A Rose For Emily Essay Samples
Type of paper: Essay
Topic: Death, Homer, Servant, Evidence, House, People, Assumption, Relationships
According to Faulkner, the servant means everything to Miss Emily. The servant does everything for Miss Emily since when he was young till he grew old. He is indeed the protector of Miss Emily because of what the villagers thought the smell was because he had killed a rat or a snake. He also did a lot for Miss Emily from getting groceries to opening the doors and ushering guests in and out for Miss Emily. Apparently, Miss Emily was quite capable of running her errands.
The part specifically shows that the servant was not available since he did everything for her. In this case, he probably was not available forcing Miss Emily to go for the poison on her own. She also did more than buying poison. She rode around town with Homer Barron. But it is significant to annotate that the availability of rats and dust in the house were because the servant did not do enough cleaning. However, it seems that Miss Emily does not trust him enough to send him to buy the products that he ordered for Homer Barron. Although he serves her to his old age, he is released from his service after her death.
The opening of the door after her death is symbolic of his release from serving her after her death. The behavior portrayed by Miss Emily that of sitting in a room alone is that of a very antisocial person, it goes on to the front door being locked for so many days on end. However, when she rode around town with Homer, it shows a different side of her personality which ends with his death.

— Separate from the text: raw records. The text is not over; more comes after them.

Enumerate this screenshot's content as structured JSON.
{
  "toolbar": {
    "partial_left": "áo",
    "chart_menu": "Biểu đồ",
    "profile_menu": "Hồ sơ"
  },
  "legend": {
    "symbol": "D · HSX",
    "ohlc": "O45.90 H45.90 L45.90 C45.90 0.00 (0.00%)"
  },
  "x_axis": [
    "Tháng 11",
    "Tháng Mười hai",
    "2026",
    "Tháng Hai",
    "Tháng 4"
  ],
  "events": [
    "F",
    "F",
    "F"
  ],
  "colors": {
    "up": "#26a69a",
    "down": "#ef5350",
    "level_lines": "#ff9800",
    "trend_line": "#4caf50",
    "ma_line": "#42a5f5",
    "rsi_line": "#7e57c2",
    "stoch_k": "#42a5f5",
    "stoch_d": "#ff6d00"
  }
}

Faulkner suggests the dependence of Miss Emily on Tobe meaning that she normally shows fake independence as was the case of her father`s death when she broke down into tears after denying his death for a while.
The other assumption is that Tobe is the point of contact between Miss Emily and the people, but the essence is that he was only doing his job running the errands among other things. Miss Emily, on the other hand, connects to the people when she wants in order with her obligation of pride. She contacts the officials, and when she thinks the conversation is over she calls Tobe to show them out. She ordered the dressings for Homer on her own.
His voice grew rusty because of his age; Faulkner suggests that his voice grew rusty because of disuse. But it is evident that he regularly talked when he went to buy supplies. According to Brook and Warren the pride that Miss Emily exhibited did not define her wealth because the people speculated that she was not as rich, and the only property in her possession was the house. The assumption is an assumption made by Brooks and Warren, but it is evident that she still had a lot of money based on the fact that she had a gold chain She bought the clothing for Homer and that she could afford all the exotic stuff in her house apart from the daily foodstuff that her servant bought for her. What remains bothering is her relationship with Homer and what became of him. It is evident that the relationship was irregular.
Faulkner, William. A Rose for Emily. Logan, Iowa: Perfection Learning Corp, 1990. Print.